I should have posted this months ago, but I strangely felt I didn’t have that much to say on the topic, I guess. And perhaps more to the point, things just got very busy, hectic, and so here we are, almost at the end of four months since I moved here to Tokyo, and I’m finally posting this now. Oh well, better late than never, I suppose. Even though I guess I’m not saying all that much of substance here, still I wanted to get it down, for posterity if for nothing else.

I’ve started my new job in Tokyo, and things are going really well. I cannot say how truly I feel I lucked out with this position, how fortunate I am. Being back in Japan is exactly the place I needed to be to regain a sense of calm, happiness, and balance after everything that happened in the previous few months. 

The Tokyo skyline as seen from high above Ichigaya.

As wonderful as it would have been to secure a proper tenure track position somewhere in the States, or a postdoc or whatever it may have been, and as happy as I could have been in any of those situations, I think that many of them would have involved “hitting the ground running,” the same levels of work and stress and endless busy-ness as in the final stages of the dissertation (if not moreso, what with class prep and everything). For any potential employers reading this, yes, I do think I would have done well, and strived, and been happy and successful in meeting such challenges, and I certainly look forward to hopefully getting such a position in the future, getting to teach students and engage with them and all the rest.
 
But for now, Tokyo is right where I need to be, to find my center and find myself again.

Getting some work done at the Aoyama Flower Market Teahouse.

I’m now a postdoctoral “Project Researcher” 特任研究員 at the University of Tokyo Historiographical Institute 東京大学史料編纂所 working as part of a team on a project creating an international hub for the Ishin Shiryō Kōyō 維新史料綱要, a collection of some 30,000 entries summarizing in a day-by-day fashion the key events of Japanese (“national” political) history c. 1840-1870. I am not sure when any of the products of this work will become available to the public, but we are working on a glossary of terms relevant to the collection, and English translations of the entries. Whenever it does go live, a few years from now, you’ll be able to search in English (or romaji) and see at an easy glance what events are pertinent to your search terms. For example, search the name of a shogunate official such as Ido Satohiro and you can trace his key activities, promotions, reassignments, and so forth across the period. Search for a placename, such as Shimoda or Yokohama, or Ryûkyû, Tsushima, or Matsumae, and you can see a listing of the progression of events pertaining to that place across the period.

Copies of the Tsûkô ichiran, a compilation of Edo period diplomatic records.

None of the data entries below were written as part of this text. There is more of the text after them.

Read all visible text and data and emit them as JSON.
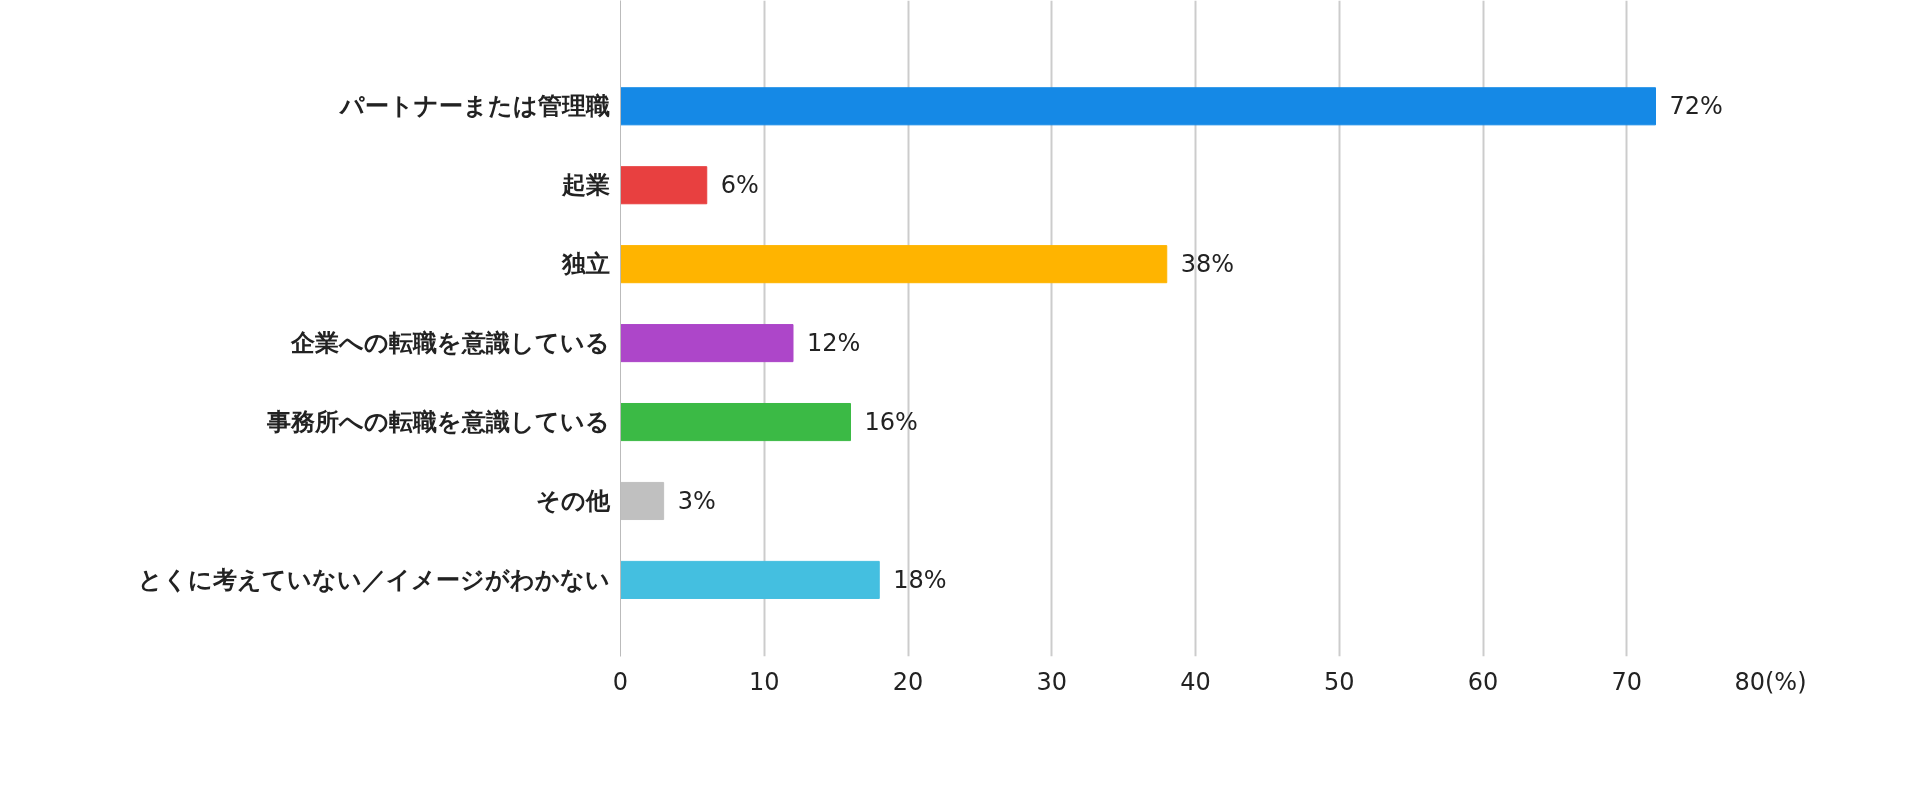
{
  "chart_data": {
    "type": "bar",
    "orientation": "horizontal",
    "categories": [
      "パートナーまたは管理職",
      "起業",
      "独立",
      "企業への転職を意識している",
      "事務所への転職を意識している",
      "その他",
      "とくに考えていない／イメージがわかない"
    ],
    "values": [
      72,
      6,
      38,
      12,
      16,
      3,
      18
    ],
    "colors": [
      "#1589e6",
      "#e84040",
      "#ffb400",
      "#ad46c9",
      "#3bba45",
      "#c0c0c0",
      "#44bfe0"
    ],
    "value_labels": [
      "72%",
      "6%",
      "38%",
      "12%",
      "16%",
      "3%",
      "18%"
    ],
    "xlim": [
      0,
      80
    ],
    "xticks": [
      0,
      10,
      20,
      30,
      40,
      50,
      60,
      70,
      {
        "value": 80,
        "label": "80(%)"
      }
    ],
    "grid": "x"
  }
}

And I’m continuing to plug forward on my own research. I guess I’ve been sidetracked the last couple of months, thinking, reading, and writing about Shuri castle, but I suppose that counts as “my own research” too. I’ll get back to thinking about Ryukyuan embassies, diplomatic ritual, and so forth soon.

In the meantime, everyone at the Hensanjo has been really quite kind and supportive, encouraging me to take time to do my own research, that that’s included in the position and counts as part of my job – I don’t need to be working on the Project all the time. So, I’ve already started making appointments with museums and archives to see more Ryukyu embassy procession scrolls, buying books, and scanning tons of articles and book chapters to read later.

Ever since I finished the dissertation, it’s been such an incredible weight off my shoulders. There’s no longer a pressure to produce something complete and polished by a set date, and now I can just go back to gathering more and building up and building around my knowledge of the subject, seeing what develops, seeing what comes together. It’s a real pleasure.